How do “human” prejudices reemerge in algorithmic cultures allegedly devised to be blind to them? To answer this question, this book investigates a fundamental axiom in computer science: pattern discrimination. By imposing identity on input data, in order to filter—that is, to discriminate—signals from noise, patterns become a highly political issue. Algorithmic identity politics reinstate old forms of social segregation, such as class, race, and gender, through defaults and paradigmatic assumptions about the homophilic nature of connection.
Instead of providing a more “objective” basis of decision making, machine-learning algorithms deepen bias and further inscribe inequality into media. Yet pattern discrimination is an essential part of human—and nonhuman—cognition. Bringing together media thinkers and artists from the United States and Germany, this volume asks the urgent questions: How can we discriminate without being discriminatory? How can we filter information out of data without reinserting racist, sexist, and classist beliefs? How can we queer homophilic tendencies within digital cultures?

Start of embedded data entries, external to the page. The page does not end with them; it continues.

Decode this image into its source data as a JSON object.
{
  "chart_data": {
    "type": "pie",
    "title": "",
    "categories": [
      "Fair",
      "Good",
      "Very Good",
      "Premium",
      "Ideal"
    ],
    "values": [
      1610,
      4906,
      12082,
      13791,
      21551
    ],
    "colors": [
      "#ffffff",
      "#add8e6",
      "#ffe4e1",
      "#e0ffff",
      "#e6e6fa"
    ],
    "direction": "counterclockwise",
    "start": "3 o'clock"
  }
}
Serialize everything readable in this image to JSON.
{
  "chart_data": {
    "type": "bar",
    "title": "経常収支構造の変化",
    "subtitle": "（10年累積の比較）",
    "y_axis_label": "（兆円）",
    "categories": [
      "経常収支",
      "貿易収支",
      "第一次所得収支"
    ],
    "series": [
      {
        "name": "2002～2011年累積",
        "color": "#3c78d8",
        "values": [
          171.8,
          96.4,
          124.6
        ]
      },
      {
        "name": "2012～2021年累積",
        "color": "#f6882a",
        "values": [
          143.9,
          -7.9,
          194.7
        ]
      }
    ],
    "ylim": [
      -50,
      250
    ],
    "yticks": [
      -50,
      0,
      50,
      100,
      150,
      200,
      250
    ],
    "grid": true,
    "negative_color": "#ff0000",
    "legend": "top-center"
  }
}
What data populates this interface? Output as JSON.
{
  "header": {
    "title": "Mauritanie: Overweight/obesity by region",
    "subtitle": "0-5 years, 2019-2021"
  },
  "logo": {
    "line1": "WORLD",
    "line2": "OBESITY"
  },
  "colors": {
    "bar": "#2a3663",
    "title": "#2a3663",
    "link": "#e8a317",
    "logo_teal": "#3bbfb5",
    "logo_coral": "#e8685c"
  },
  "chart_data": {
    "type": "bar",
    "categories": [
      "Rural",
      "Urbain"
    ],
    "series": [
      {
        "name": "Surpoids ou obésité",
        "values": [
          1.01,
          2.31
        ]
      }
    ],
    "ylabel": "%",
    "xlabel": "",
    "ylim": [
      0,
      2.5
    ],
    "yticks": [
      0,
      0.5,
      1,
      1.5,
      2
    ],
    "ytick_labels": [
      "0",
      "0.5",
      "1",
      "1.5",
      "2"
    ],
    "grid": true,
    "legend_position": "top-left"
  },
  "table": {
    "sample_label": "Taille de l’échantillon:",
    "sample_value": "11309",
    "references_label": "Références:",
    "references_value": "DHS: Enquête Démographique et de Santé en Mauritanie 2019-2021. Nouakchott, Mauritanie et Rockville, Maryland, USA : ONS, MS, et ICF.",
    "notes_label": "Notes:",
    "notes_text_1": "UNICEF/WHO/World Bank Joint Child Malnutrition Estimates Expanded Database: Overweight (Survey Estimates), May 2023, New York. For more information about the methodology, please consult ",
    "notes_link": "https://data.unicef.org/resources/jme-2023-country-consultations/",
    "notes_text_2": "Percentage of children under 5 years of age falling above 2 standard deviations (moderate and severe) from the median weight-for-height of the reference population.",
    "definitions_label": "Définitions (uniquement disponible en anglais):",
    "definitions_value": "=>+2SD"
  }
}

Wendy Hui Kyong Chun is Canada 150 Research Chair in New Media, Simon Fraser University. She is the author of Update to Remain the Same: Habitual New Media.
Hito Steyerl is professor of experimental film and video at the Berlin University of the Arts. She is the author of Duty Free Art: Art in the Age of Planetary Civil War.
Florian Cramer is reader in 21st Century Visual Culture at Willem de Kooning Academy in Rotterdam, The Netherlands.
Clemens Apprich is visiting professor at the Institute of Culture and Aesthetics of Digital Media, Leuphana University of Lueneburg. He is the author of Technotopia: A Media Genealogy of Net Cultures.